NEVER try to charge a frozen battery.
All batteries have a life span of 3 years no matter what the sales ticket says. The 5-year battery has more plates and may last longer but the addition of more plates offers you a stronger residual electrical source for winches, extra lights etc. All battery sponge lead plates “sulfate” reducing the electric flow inside the battery. You can, with some chargers reverse this flow after charging, and for 24 hours de-sulfate the battery making it last longer and retain the 13.5 volt ideal charge by the alternator. 84% of dead and returned batteries die of sulfating; de-sulfating may give your battery like new life. In addition you need to unscrew the caps on the battery (some batteries are sealed) and look to see if the sulfuric acid liquid covers the plates. If not you must, before charging, add distilled water-not tap water (which has bleach in it). Just cover the plates, there is no need to fill to the top, that dilutes the sulfuric acid.
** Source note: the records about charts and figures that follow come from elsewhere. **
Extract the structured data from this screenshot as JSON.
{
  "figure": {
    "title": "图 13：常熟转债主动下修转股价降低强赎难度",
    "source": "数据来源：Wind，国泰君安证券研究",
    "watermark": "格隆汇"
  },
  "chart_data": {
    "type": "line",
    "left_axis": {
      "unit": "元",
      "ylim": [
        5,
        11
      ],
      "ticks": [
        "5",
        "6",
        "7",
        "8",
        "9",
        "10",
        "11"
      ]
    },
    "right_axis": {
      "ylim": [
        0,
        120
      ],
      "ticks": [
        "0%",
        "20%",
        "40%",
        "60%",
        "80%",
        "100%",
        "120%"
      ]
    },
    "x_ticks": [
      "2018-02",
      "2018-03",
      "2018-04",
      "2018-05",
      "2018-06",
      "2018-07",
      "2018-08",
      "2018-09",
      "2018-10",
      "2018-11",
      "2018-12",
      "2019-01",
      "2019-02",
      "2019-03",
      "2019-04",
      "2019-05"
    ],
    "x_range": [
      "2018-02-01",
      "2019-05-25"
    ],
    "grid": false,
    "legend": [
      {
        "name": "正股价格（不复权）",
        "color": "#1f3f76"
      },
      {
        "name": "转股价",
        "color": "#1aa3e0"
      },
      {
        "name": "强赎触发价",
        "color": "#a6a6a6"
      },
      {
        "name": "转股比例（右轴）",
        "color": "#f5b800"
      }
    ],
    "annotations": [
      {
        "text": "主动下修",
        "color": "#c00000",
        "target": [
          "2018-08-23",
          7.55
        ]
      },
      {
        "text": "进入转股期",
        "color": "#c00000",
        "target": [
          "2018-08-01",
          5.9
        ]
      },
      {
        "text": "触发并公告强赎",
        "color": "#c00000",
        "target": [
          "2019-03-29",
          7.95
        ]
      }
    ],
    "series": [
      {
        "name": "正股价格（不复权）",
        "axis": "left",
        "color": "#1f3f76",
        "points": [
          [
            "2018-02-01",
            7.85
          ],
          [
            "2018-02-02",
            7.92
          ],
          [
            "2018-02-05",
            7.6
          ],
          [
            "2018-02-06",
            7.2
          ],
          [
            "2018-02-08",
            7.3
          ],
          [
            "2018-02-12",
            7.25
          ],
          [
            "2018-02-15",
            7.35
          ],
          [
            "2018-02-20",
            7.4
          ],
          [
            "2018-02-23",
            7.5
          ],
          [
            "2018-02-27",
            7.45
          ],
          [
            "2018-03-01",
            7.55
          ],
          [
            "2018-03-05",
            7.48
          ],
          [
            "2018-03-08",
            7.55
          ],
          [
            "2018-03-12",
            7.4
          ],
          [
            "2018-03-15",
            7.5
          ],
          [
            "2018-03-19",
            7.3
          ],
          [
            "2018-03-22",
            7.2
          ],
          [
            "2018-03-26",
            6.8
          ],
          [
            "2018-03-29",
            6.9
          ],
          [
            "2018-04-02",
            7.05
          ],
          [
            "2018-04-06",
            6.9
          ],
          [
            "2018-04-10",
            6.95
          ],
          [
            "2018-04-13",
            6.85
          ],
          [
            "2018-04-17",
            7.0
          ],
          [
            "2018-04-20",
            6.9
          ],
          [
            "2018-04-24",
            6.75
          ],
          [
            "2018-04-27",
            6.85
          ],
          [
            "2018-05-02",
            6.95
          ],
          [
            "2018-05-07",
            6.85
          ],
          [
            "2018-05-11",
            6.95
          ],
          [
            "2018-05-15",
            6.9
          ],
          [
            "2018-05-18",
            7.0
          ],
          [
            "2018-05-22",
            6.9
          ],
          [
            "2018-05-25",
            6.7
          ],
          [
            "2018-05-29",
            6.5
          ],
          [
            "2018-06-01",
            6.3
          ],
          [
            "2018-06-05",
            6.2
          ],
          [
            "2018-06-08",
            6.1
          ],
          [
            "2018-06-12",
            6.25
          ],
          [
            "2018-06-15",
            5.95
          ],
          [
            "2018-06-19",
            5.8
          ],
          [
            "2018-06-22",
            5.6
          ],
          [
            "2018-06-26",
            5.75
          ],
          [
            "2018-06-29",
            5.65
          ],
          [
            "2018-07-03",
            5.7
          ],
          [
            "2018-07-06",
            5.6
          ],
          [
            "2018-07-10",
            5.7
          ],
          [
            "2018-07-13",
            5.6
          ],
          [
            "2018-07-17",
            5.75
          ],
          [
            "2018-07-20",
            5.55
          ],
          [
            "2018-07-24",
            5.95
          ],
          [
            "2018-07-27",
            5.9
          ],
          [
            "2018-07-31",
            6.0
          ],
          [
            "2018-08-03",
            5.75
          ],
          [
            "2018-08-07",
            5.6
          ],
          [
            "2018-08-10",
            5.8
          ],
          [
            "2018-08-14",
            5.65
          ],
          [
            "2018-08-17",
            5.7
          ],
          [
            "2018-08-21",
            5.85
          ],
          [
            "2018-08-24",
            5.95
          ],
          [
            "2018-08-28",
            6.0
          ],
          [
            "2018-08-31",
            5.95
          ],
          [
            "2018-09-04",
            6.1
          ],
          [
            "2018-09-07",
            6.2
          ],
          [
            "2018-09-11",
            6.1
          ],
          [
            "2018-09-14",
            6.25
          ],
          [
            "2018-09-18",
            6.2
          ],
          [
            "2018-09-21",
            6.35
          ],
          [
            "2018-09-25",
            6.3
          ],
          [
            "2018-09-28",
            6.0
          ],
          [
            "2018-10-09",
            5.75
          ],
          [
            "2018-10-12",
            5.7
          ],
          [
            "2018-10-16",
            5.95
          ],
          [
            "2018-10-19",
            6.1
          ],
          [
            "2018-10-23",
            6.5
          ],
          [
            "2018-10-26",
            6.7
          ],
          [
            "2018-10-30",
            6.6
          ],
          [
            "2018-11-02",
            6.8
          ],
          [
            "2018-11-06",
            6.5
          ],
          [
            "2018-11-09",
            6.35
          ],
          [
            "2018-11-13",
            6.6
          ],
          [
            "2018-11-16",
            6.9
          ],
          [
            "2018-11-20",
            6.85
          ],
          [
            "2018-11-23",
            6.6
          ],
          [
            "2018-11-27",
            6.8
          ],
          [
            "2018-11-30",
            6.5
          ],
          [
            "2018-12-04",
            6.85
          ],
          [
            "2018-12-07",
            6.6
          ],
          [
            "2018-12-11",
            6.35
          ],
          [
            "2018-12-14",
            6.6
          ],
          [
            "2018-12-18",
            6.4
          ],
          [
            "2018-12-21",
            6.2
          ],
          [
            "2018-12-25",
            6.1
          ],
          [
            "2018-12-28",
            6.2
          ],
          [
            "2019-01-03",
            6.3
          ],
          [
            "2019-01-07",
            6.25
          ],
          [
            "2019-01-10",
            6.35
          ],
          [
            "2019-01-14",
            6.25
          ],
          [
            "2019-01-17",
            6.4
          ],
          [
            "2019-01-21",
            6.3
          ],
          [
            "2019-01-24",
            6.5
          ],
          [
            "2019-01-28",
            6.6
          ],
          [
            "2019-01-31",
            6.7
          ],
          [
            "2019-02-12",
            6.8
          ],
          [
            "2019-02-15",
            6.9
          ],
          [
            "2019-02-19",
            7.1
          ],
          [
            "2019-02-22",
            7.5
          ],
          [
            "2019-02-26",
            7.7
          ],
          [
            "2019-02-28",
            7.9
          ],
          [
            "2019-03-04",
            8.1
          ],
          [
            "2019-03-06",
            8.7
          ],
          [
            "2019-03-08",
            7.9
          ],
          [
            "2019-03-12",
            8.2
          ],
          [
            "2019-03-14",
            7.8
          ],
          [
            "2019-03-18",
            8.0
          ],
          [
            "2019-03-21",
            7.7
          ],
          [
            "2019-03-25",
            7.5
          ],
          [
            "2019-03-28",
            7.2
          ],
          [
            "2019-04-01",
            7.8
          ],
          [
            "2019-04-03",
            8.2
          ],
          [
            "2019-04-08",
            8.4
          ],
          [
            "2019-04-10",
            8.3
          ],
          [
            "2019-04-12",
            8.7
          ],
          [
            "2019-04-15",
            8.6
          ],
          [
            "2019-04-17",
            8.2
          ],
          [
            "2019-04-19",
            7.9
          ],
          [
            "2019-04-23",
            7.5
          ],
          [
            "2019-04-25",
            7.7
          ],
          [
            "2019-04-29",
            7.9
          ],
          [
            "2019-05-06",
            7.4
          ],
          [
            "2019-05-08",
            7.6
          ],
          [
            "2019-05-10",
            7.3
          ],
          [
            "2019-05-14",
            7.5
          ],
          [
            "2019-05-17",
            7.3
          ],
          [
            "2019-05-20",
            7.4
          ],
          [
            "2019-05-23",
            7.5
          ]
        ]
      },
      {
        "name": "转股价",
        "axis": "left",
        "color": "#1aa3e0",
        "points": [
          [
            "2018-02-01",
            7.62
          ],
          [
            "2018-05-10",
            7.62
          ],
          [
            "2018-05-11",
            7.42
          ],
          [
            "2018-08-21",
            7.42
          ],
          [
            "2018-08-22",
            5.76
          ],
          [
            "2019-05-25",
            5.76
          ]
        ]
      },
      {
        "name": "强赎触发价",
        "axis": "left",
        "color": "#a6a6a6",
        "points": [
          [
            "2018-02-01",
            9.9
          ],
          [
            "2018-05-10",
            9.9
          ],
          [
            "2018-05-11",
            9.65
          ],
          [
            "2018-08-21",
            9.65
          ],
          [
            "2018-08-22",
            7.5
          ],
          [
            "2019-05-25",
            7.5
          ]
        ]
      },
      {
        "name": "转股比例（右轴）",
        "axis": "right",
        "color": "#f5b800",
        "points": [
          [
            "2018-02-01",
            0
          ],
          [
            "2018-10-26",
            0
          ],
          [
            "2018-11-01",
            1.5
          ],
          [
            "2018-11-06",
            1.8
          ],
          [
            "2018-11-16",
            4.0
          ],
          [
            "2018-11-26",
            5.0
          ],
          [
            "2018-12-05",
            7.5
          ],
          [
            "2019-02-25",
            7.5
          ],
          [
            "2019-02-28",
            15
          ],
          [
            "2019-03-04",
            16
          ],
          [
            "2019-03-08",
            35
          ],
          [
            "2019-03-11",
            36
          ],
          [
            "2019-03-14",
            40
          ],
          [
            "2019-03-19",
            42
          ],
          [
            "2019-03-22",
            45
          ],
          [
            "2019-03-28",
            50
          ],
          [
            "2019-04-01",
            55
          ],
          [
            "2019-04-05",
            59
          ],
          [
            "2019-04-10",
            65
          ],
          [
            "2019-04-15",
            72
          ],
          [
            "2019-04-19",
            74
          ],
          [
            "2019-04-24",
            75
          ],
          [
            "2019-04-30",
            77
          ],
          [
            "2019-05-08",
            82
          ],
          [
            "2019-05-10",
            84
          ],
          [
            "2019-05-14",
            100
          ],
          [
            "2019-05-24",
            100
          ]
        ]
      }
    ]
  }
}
I recommend the VECTOR, Smart Battery Charger that also tests the alternator, reverses the sulfating problem, and of course measures the battery full charge cycle. These are sold through automotive parts stores such as Advance Auto Parts, etc. The $150.00 cost (or less) is well worth it for a top performing battery and/or alternator. Read the directions. Charge your battery BEFORE the winter woes catch you off guard.
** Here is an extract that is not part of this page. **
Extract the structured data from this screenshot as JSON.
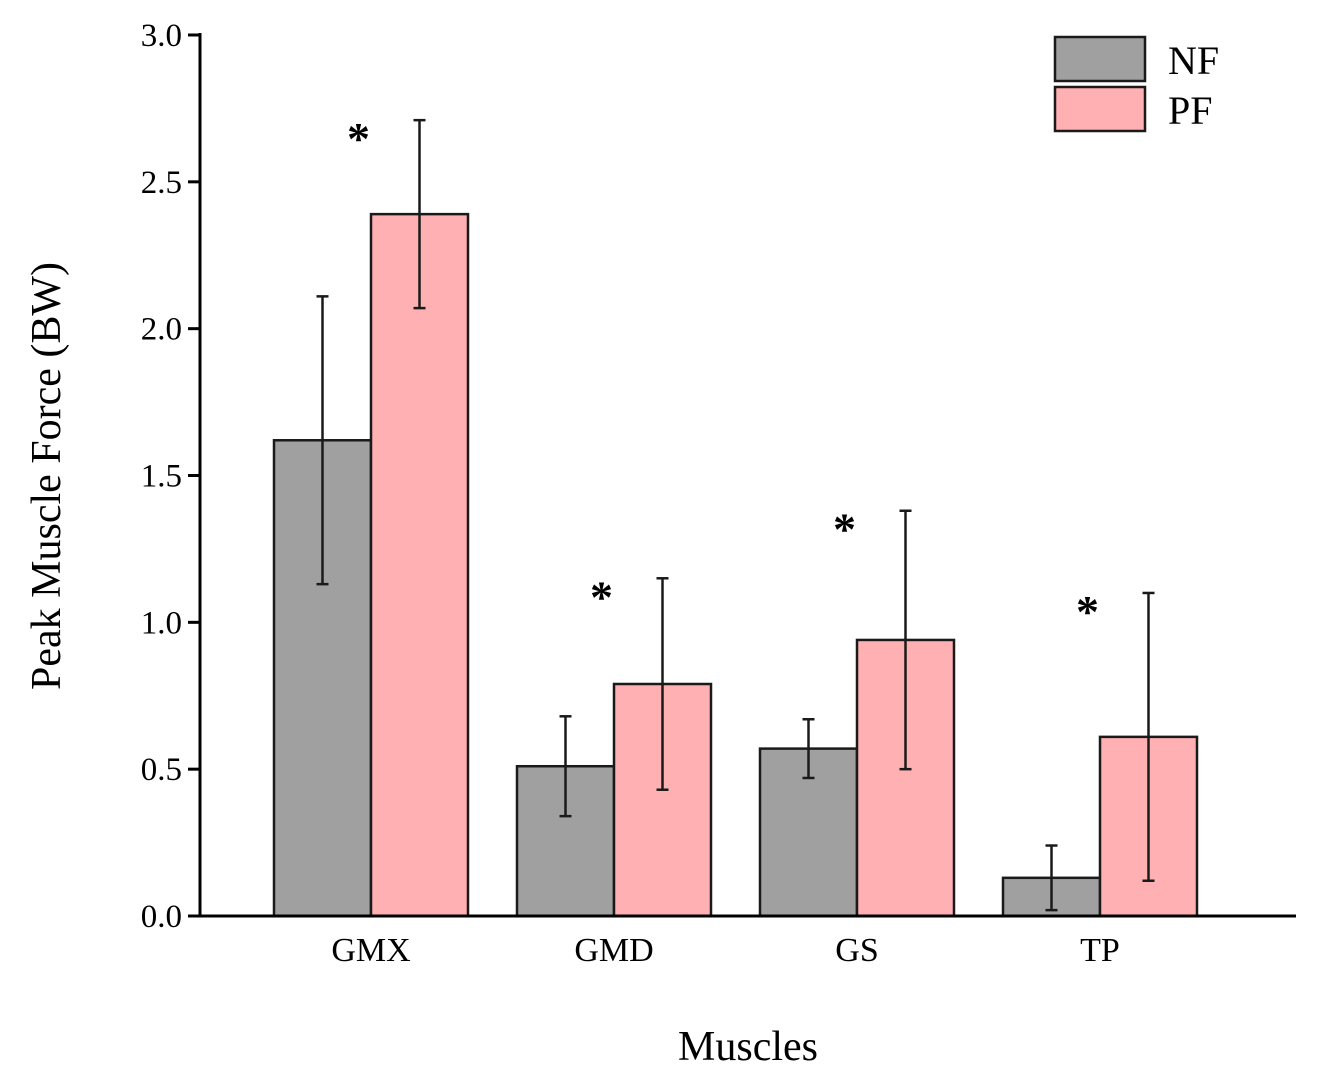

Considering most people now live in an apartment complex, or some community that does not allow your personal maintenance on your vehicle, the automotive parts stores all offer a battery/ alternator test, and installation service for free.
If purchasing an alternator, purchase the largest ampere alternator you can find that will fit your vehicle. The “regulator” will adjust current flow for you.
Ensure the mechanic who installs a new battery cleans the inside of the connectors and the battery posts with a “ battery wire brush” for best contact. Corrosion, usually observed by a white puffed discharge around the battery posts will diminish your electricity flow. This may be cleaned off with baking soda and water mixture. Use rubber gloves and eye protection. If you are doing the installation your self, DO NOT smoke, use your cell phone, or have any flame near the battery, as the hydrogen gas emitted is explosive. Always wear gloves and eye protection. If you get battery acid in your eyes they will sting and the more you get the likely hood of eye damage is real. Use plenty of clean water to wash the open eyes and seek medical help.
Regarding cell phones: DO NOT use, texting,when working around batteries and filling the vehicle with gasoline. There is a small potential spark in the circuitry.
God Bless you all, and God Bless America. Live long and prosper.